Oft besitzen Stämme auch eine ethnogenetische Erzählung, die berichtet, wie es zu dem Zusammenschluss kam, wie sie die Merkmale erwarben, die sie von anderen Stämmen unterscheiden, und wie sie, oft unter der Führung eines göttlichen Wesens, in ihr späteres Siedlungsgebiet gelangten. Beispiele wären etwa die Alemannen oder die Langobarden. Gerne wurde die Abstammungslinie auch auf eine Gottheit zurückgeführt.Die konstruktivistische Definition geht davon aus, dass es lediglich der 'Glaube' an eine gemeinsame Abstammung ist, der Stämme zusammenhält. Wie ethnographische Forschungen gezeigt haben, sind Genealogien in schriftlosen gesellschaften sehr flexibel und passen sich politischen Veränderungen sehr schnell an. Danach wären Stämme vor allem politische Zusammenschlüsse.

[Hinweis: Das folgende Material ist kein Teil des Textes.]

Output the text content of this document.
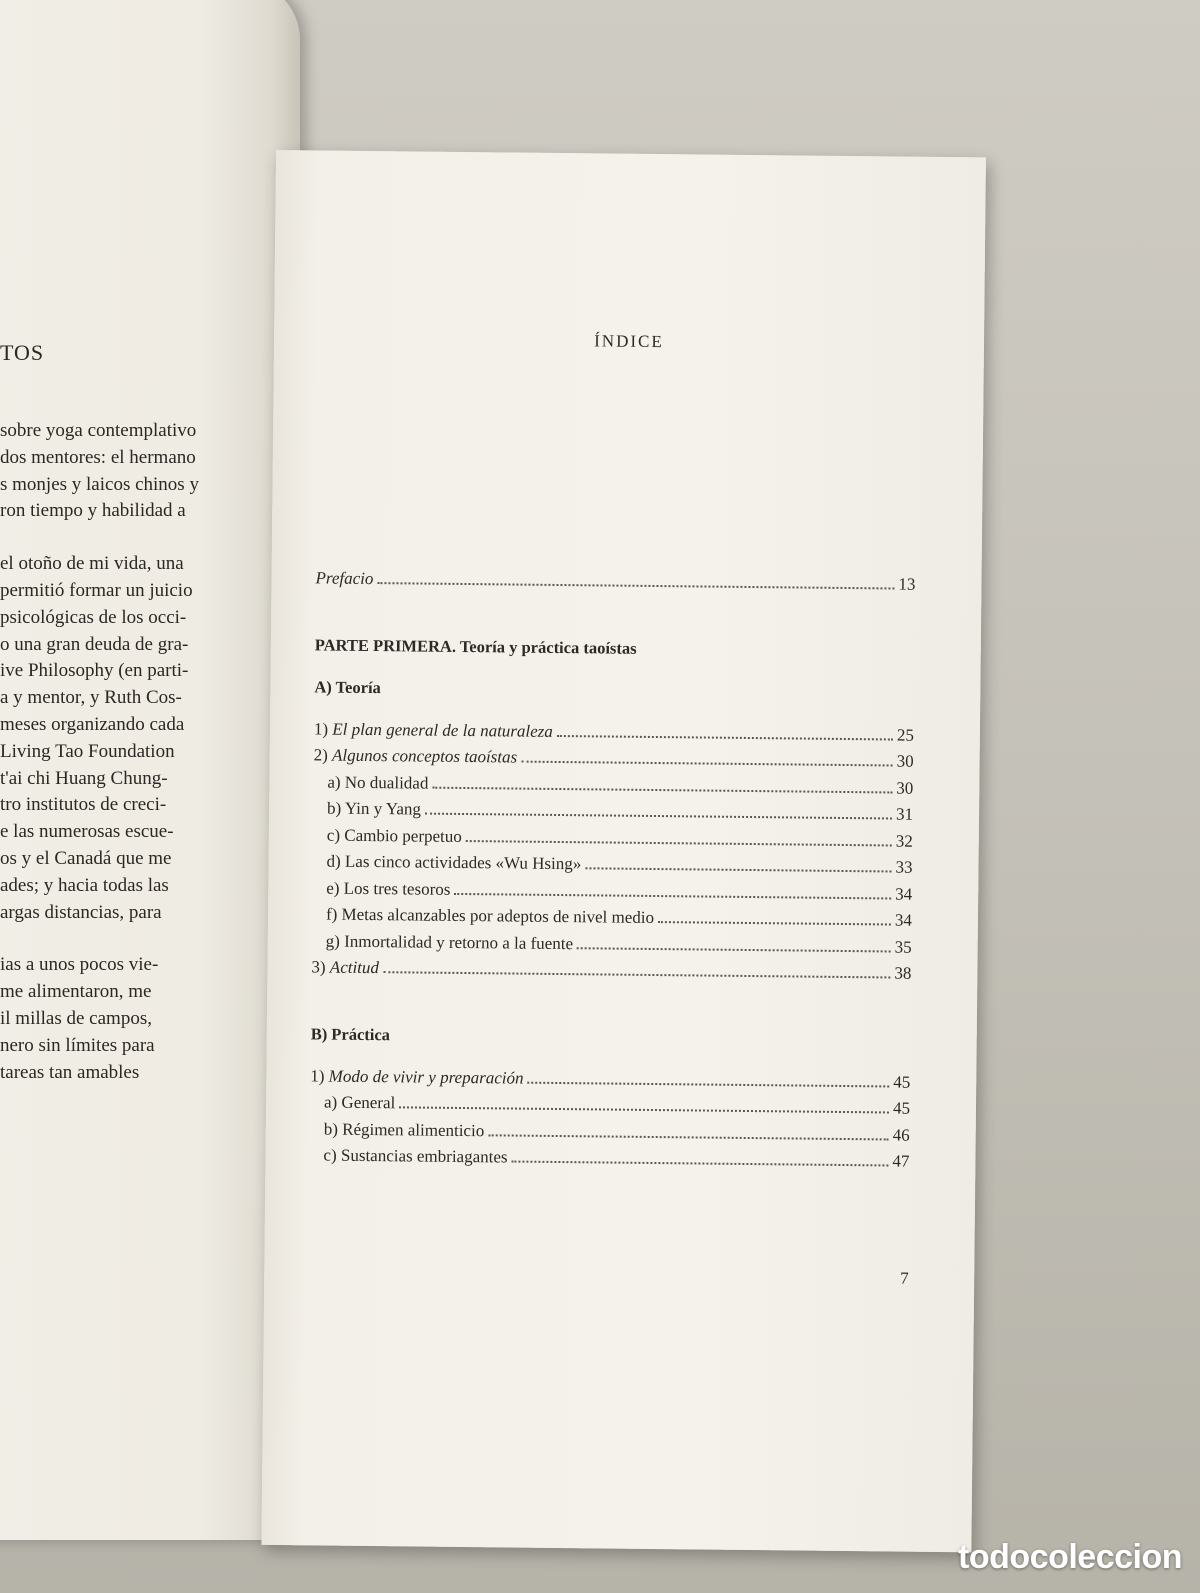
TOS
sobre yoga contemplativo
dos mentores: el hermano
s monjes y laicos chinos y
ron tiempo y habilidad a
el otoño de mi vida, una
permitió formar un juicio
psicológicas de los occi-
o una gran deuda de gra-
ive Philosophy (en parti-
a y mentor, y Ruth Cos-
meses organizando cada
Living Tao Foundation
t'ai chi Huang Chung-
tro institutos de creci-
e las numerosas escue-
os y el Canadá que me
ades; y hacia todas las
argas distancias, para
ias a unos pocos vie-
me alimentaron, me
il millas de campos,
nero sin límites para
tareas tan amables
ÍNDICE
Prefacio	13
PARTE PRIMERA. Teoría y práctica taoístas
A) Teoría
1) El plan general de la naturaleza	25
2) Algunos conceptos taoístas	30
a) No dualidad	30
b) Yin y Yang	31
c) Cambio perpetuo	32
d) Las cinco actividades «Wu Hsing»	33
e) Los tres tesoros	34
f) Metas alcanzables por adeptos de nivel medio	34
g) Inmortalidad y retorno a la fuente	35
3) Actitud	38
B) Práctica
1) Modo de vivir y preparación	45
a) General	45
b) Régimen alimenticio	46
c) Sustancias embriagantes	47
7
todocoleccion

So schlossen sich während der Völkerwanderung Gruppen unterschiedlicher Herkunft zu Stämmen zusammen. Den "Kristallisationspunkt" bildete dabei oft ein einzelner Anführer und dessen Nachkommen, der dann später oft als Stammvater der gesamten Gruppe galt.
Da in der Antike die Verwandtschaft als wichtigstes Gliederungsprinzip der gesellschaft galt, wurden auch rein administrative Einheiten meist auf eine gemeinsame Abstammung zurückgeführt, die wohl anfangs rein nominell war, irgendwann aber als real akzeptiert wurde.